My answer is based on a few assumptions:
- The subject matter you're storing in source control is source code, and what you're doing with the code is professional software development.
- You should always use the best tool for the job; As the Joel Test says, you should use the best tools that money can buy - even if they're free.
- External factors are irrelevant to choosing what is the best tool for the job - these are the roadblocks you must overcome to adoption. Those reasons in the meantime are excuses to continue to use Subversion, not reasons why you should explicitly use it.
Secondly, that a DVCS is considered a better, more powerful tool than Subversion. It has been discussed a lot on Stack Overflow in the past, and other answers have chimed in that most people agree that DVCS is "the better mousetrap." I don't feel it's necessary to prove this point; you can peruse the linked/similar questions already posted here. Of course, not every single DVCS will be better than Subversion in every aspect, but I believe that leading DVCS's like Mercurial, git, etc are better than Subversion is nearly every aspect.

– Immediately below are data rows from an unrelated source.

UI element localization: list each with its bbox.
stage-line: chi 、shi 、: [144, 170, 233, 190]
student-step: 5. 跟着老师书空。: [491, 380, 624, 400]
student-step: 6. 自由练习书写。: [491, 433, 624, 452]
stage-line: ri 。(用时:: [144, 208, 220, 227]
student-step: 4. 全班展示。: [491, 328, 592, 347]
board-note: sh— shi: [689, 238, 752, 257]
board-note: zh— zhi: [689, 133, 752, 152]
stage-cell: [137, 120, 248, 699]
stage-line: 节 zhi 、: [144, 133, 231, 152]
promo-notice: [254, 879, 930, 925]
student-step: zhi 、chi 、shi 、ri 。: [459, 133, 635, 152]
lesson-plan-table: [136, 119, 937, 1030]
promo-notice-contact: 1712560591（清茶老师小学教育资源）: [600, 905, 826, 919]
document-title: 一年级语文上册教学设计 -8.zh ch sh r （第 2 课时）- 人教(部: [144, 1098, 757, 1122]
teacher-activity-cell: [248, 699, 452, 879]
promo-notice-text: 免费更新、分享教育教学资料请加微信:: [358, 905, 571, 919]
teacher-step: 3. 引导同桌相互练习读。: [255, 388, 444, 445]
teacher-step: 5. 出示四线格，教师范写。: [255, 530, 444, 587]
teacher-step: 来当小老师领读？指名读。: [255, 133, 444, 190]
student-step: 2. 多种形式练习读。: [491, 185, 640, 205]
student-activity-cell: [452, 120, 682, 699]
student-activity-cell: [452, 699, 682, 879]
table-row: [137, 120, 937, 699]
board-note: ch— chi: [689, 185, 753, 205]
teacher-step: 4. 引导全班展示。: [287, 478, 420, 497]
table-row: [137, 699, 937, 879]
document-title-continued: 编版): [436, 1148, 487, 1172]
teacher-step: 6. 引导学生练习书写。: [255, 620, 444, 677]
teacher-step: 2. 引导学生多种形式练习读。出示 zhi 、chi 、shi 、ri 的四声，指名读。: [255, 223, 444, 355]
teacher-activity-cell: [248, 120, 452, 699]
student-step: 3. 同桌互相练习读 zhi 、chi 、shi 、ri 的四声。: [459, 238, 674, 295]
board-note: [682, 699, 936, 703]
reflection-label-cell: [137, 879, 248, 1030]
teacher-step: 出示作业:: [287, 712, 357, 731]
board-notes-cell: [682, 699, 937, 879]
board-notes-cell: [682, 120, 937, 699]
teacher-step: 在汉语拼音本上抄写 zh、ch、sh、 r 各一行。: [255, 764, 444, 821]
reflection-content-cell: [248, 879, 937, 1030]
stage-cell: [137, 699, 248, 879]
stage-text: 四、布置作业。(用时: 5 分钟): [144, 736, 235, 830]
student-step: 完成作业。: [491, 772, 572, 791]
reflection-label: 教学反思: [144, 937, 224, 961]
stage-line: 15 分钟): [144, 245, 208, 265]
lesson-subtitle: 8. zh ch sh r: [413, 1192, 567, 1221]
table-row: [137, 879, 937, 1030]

So by my logic, if you are going to choose the best tool for the job, and Subversion is an inferior tool, Subversion should no longer be used. That doesn't mean we'll see instant, worldwide adoption, but it is my contention that--if you believe in using the best tool for the job--all organizations should plan to move to a DVCS. Of course, many will not, and I expect people will continue to use Subversion for a long time.